Scene 3 and 4: New customers
Scenes 1 and 2 were all set-up: now we know the themes and the characters, with a side order of mystery (what happened to Cosmo after the cops got him). But the viewer might ask, where’s the plot? I think the movie does a good job of forestalling that question by making scene 2 a mini-heist all its own.
But if you were looking for more plot, here it is. We know from scene 2 that the team doesn’t make a lot of money, so here comes some new customers (with “expensive shoes” Carl assures Marty) to offer a sweetheart deal.
(The “meet the customers” scene also allows Martin the opportunity to identify and describe all his team members, giving us info on their rebellions and their skill-sets. It’s a nice way to drive home what we learned in scene 2 and, I think, done in the right order: first the film showed them in action, now it tells us about them.)
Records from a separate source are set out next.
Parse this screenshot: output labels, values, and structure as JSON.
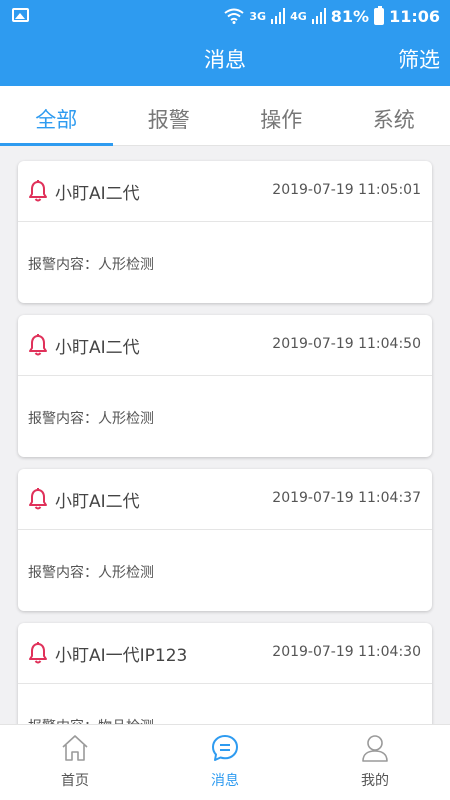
{
  "status_bar": {
    "net1": "3G",
    "net2": "4G",
    "battery": "81%",
    "time": "11:06"
  },
  "header": {
    "title": "消息",
    "filter_label": "筛选"
  },
  "tabs": [
    {
      "label": "全部",
      "active": true
    },
    {
      "label": "报警",
      "active": false
    },
    {
      "label": "操作",
      "active": false
    },
    {
      "label": "系统",
      "active": false
    }
  ],
  "messages": [
    {
      "device": "小盯AI二代",
      "time": "2019-07-19 11:05:01",
      "content": "报警内容：人形检测"
    },
    {
      "device": "小盯AI二代",
      "time": "2019-07-19 11:04:50",
      "content": "报警内容：人形检测"
    },
    {
      "device": "小盯AI二代",
      "time": "2019-07-19 11:04:37",
      "content": "报警内容：人形检测"
    },
    {
      "device": "小盯AI一代IP123",
      "time": "2019-07-19 11:04:30",
      "content": "报警内容：物品检测"
    }
  ],
  "bottom_nav": [
    {
      "label": "首页",
      "icon": "home-icon"
    },
    {
      "label": "消息",
      "icon": "message-icon",
      "active": true
    },
    {
      "label": "我的",
      "icon": "user-icon"
    }
  ],
  "colors": {
    "primary": "#2e9bf0",
    "alert_bell": "#e0315a"
  }
}
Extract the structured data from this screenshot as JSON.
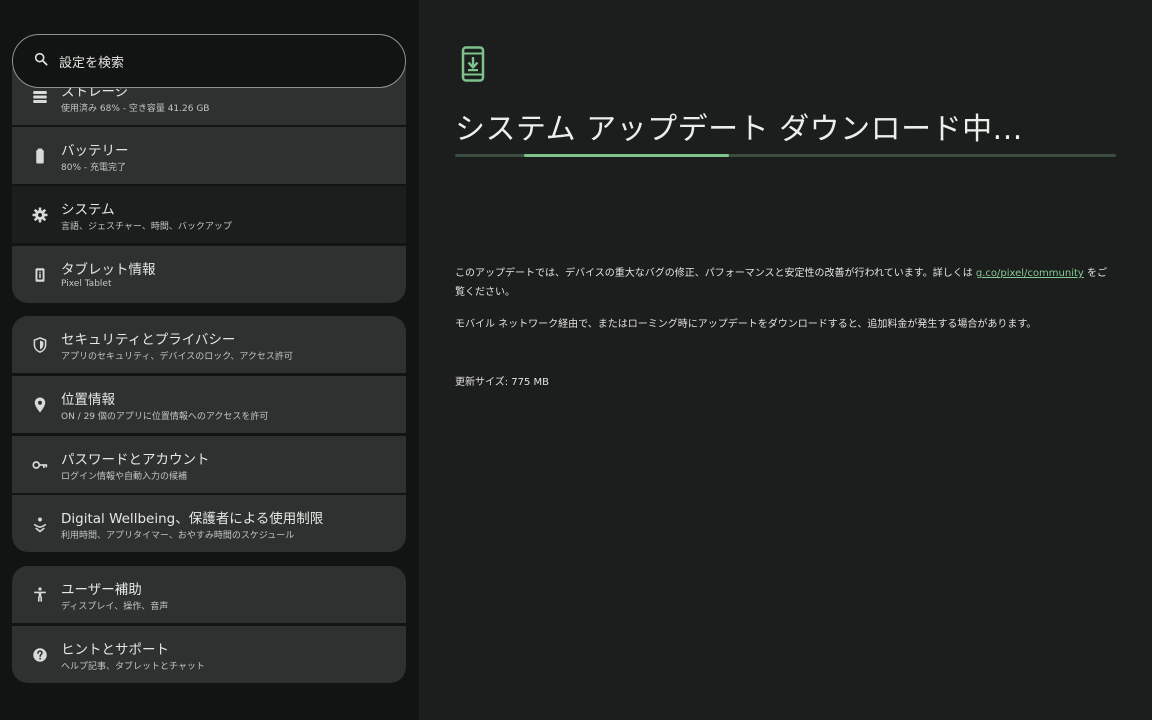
{
  "search": {
    "placeholder": "設定を検索",
    "icon": "search-icon"
  },
  "settings": {
    "storage": {
      "title": "ストレージ",
      "subtitle": "使用済み 68% - 空き容量 41.26 GB",
      "icon": "storage-icon"
    },
    "battery": {
      "title": "バッテリー",
      "subtitle": "80% - 充電完了",
      "icon": "battery-icon"
    },
    "system": {
      "title": "システム",
      "subtitle": "言語、ジェスチャー、時間、バックアップ",
      "icon": "gear-icon",
      "selected": true
    },
    "tablet_info": {
      "title": "タブレット情報",
      "subtitle": "Pixel Tablet",
      "icon": "tablet-icon"
    },
    "security": {
      "title": "セキュリティとプライバシー",
      "subtitle": "アプリのセキュリティ、デバイスのロック、アクセス許可",
      "icon": "shield-icon"
    },
    "location": {
      "title": "位置情報",
      "subtitle": "ON / 29 個のアプリに位置情報へのアクセスを許可",
      "icon": "location-pin-icon"
    },
    "passwords": {
      "title": "パスワードとアカウント",
      "subtitle": "ログイン情報や自動入力の候補",
      "icon": "key-icon"
    },
    "wellbeing": {
      "title": "Digital Wellbeing、保護者による使用制限",
      "subtitle": "利用時間、アプリタイマー、おやすみ時間のスケジュール",
      "icon": "wellbeing-icon"
    },
    "accessibility": {
      "title": "ユーザー補助",
      "subtitle": "ディスプレイ、操作、音声",
      "icon": "accessibility-icon"
    },
    "help": {
      "title": "ヒントとサポート",
      "subtitle": "ヘルプ記事、タブレットとチャット",
      "icon": "help-icon"
    }
  },
  "update": {
    "icon": "system-update-icon",
    "title": "システム アップデート ダウンロード中...",
    "progress": 0.31,
    "description_before": "このアップデートでは、デバイスの重大なバグの修正、パフォーマンスと安定性の改善が行われています。詳しくは ",
    "link": "g.co/pixel/community",
    "description_after": " をご覧ください。",
    "mobile_warning": "モバイル ネットワーク経由で、またはローミング時にアップデートをダウンロードすると、追加料金が発生する場合があります。",
    "size_text": "更新サイズ: 775 MB"
  },
  "colors": {
    "accent": "#7fc38c",
    "link": "#86c995",
    "item_bg": "#2e312f",
    "selected_bg": "#1c1e1d"
  }
}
The customers turn out to be from the NSA, which people might not have known about in the early 90s, so the film provides a helpful primer via anti-gov Marty: Are you the guys who tap my phone? No, that’s the FBI. Are you the guys who overthrow governments and install friendly dictators? No, that’s the CIA. According to Smiley McSmilerson here (played by Timothy Busfield), the NSA is the good guys.
And if we were tempted to believe him when he said they were the good guys, he adds a stick to his previous carrot of money: he knows “Martin Bishop” is really “Martin Brice” who disappeared after a hacking incident (or as we know it, the prologue).
Now, scene 3 takes place at Marty’s office; and what I’m calling scene 4 takes place at the NSA office in San Francisco. But 4 is really a continuation of 3: they add up to a “call to adventure” (also known, by some screenwriting books, as “the fateful decision,” or by fish as “the hook”).
Marty arrives at the NSA office, gives a beggar some money but doesn’t listen to the beggar’s complaints that the government took his home. Sure, that’s just some homeless raving, but if there’s a lesson in Sneakers, it’s to pay attention when someone comments on the government being sneaky. Marty’s a nice guy, giving money to the needy, but his ignoring of the homeless man’s code will come around later to bite him.
The same two NSA agents--the smiler and the grumpy one (Eddie Jones)--lay out the job they need Marty’s team to pull, a job they want off the records. They think a mathematician named Janek at the Coolidge Institute has a black box that can crack codes. They even think there might be Russian money behind this. But Marty points out the Cold War is over--more evidence that the world changed even without Marty’s pranks.
But the NSA has an even bigger carrot to use on Marty than money: they’ll wipe his record out of the system, making sure that he doesn’t end up like poor Cosmo in prison. (Wait, what happened to Cosmo in prison? The script keeps us dangling about that.)
Here’s a nice twist the script pulls, to set Marty’s need against itself. Because Marty needs to get out of the system (running into the shadows again), but in order to do that, he has to align himself with the system in the form of the NSA.
So in the great tradition of calls to adventure, here’s a call that Marty can’t refuse. But why is this plot point split up into two scenes? Why couldn’t the NSA agents just lay out the job and make their offer at Marty’s office? My guess: the writers or producers said, “hey, I have a great idea for a reveal later, but we need to get Marty into their office.” This is a strange flaw, but it continues a nice motif of shadow vs. light.
That is, this split (3/4) repeats the split nature of scene 2: scene 2 started in the dark (the heist) and went to light (the reveal that he’s working for the bank, it was just a pretend heist); scene 3 starts in Marty’s dark office, with all its secrets, and moves to scene 4, a lighter office where there are plans to eliminate secrets. Because that’s what the NSA does, right? Cast light on dark subjects?